Entspannungspolitik im Spannungsfeld: Jugendliche übten sich im „Trialog“

Schwarz-Weiß-Denken gedeiht am besten aus der Distanz. Umgekehrt erschüttert nichts so zuverlässig Vorurteile wie Nähe. Beim Trilateralen Jugendforum in Moskau kamen jetzt Jugendliche aus Deutschland, Polen und Russland ins Gespräch.

Schwarz-Weiß-Denken gedeiht am besten aus der Distanz. Umgekehrt erschüttert nichts so zuverlässig Vorurteile wie Nähe. Beim Trilateralen Jugendforum in Moskau kamen jetzt Jugendliche aus Deutschland, Polen und Russland ins Gespräch (Moskauer Deutsche Zeitung, Ausgabe Nr. 19 (410), Oktober 2015).

Hubert studiert Jura, internationale Beziehungen und Sprachen an der Universität Warschau. Was ihm an Freizeit bleibt, widmet er bevorzugt der Kampfkunst. Andrej studiert Physik an der Moskauer Staatlichen Universität. Er hat Freunde auf allen Kontinenten, „mit Ausnahme der Antarktis“. Maximilian studiert Informatik und Mathematik an der RWTH Aachen. Wenn er nicht gerade Programme schreibt oder Zeitungen liest, spielt er Gitarre und reist um die Welt.

Ein Pole, ein Russe und ein Deutscher. Vor kurzem haben sie sich beim Trilateralen Jugendforum in Moskau zum ersten Mal getroffen. Und wer sie dabei erlebte, der durfte sicher sein: Die jungen Leute haben viel mehr gemeinsam, als sie auf Grund ihrer Herkunft trennen könnte. In fließendem Englisch diskutierten sie das bisweilen spannungsgeladene Verhältnis ihrer Länder, wechselten Perspektiven, fragten Experten aus und schauten auch mal beim Firmensitz von Yandex nach dem Rechten.

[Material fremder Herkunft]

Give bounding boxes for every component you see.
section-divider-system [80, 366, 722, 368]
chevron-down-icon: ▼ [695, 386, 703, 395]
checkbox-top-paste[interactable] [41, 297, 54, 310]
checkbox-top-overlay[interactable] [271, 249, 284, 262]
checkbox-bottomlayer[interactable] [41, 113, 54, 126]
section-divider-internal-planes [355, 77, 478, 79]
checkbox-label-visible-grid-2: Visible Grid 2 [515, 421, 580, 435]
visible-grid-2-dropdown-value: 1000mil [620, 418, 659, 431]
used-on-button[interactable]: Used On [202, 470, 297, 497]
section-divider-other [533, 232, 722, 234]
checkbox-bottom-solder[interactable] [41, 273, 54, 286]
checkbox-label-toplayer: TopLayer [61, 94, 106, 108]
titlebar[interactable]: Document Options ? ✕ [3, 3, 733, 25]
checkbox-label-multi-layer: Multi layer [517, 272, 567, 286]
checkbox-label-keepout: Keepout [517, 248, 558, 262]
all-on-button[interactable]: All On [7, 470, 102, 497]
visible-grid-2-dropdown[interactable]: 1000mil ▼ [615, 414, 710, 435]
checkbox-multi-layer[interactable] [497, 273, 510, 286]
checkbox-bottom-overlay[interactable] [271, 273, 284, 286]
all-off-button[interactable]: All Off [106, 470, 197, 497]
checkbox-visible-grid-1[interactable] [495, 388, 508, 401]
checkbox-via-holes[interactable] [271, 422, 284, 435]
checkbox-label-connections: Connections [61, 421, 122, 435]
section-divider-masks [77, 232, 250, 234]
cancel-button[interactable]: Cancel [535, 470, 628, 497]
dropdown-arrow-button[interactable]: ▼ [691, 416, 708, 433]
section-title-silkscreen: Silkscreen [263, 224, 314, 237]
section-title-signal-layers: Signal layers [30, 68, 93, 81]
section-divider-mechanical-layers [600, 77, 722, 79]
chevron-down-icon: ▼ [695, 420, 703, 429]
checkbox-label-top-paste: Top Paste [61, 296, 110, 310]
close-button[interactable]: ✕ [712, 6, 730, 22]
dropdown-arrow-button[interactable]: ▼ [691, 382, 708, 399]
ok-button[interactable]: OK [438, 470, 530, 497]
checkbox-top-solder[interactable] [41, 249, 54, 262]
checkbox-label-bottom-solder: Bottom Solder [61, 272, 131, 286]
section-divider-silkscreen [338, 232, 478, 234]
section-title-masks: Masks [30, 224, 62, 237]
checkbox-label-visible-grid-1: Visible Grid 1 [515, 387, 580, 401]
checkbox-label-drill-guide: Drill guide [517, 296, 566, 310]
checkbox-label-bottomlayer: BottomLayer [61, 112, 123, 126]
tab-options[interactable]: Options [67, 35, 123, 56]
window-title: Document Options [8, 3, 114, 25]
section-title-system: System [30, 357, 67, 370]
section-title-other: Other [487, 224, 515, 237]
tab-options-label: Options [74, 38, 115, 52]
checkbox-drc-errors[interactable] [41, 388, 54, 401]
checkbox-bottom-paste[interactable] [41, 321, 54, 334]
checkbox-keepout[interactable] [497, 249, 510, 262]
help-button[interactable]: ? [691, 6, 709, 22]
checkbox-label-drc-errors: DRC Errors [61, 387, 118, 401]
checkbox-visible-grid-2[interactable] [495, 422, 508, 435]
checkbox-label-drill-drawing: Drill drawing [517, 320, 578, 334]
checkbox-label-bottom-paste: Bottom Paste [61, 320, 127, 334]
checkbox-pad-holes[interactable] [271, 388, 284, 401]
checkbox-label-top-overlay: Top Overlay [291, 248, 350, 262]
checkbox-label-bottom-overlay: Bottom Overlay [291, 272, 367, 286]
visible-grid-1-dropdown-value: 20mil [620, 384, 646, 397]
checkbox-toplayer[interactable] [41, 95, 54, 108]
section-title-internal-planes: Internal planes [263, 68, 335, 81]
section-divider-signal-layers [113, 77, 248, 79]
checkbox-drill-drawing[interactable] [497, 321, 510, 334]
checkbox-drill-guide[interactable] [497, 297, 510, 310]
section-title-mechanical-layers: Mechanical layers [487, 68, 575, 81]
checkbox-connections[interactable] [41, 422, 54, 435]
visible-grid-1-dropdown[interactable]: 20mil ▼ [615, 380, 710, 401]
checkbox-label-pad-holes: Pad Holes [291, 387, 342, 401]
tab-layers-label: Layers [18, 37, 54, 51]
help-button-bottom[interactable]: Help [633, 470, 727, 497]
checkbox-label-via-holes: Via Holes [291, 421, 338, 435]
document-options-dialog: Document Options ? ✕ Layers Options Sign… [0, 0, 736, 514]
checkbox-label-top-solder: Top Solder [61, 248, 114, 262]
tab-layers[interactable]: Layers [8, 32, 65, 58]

Die Idee hinter dem „Trialog“ ist es, künftige Führungskräfte zusammenzubringen und damit Mauern in den Köpfen vorzubeugen. 30 Sieger einer Ausschreibung – jeweils zehn aus Russland, Deutschland und Polen – im Alter von 18 bis 26 Jahren waren für eine Woche nach Moskau eingeladen worden. Veranstalter des Forums, das nach Warschau 2013 und München 2014 bereits zum dritten Mal stattfand, sind Organisationen, die sich um Jugendbegegnungen und Jugendaustausch kümmern.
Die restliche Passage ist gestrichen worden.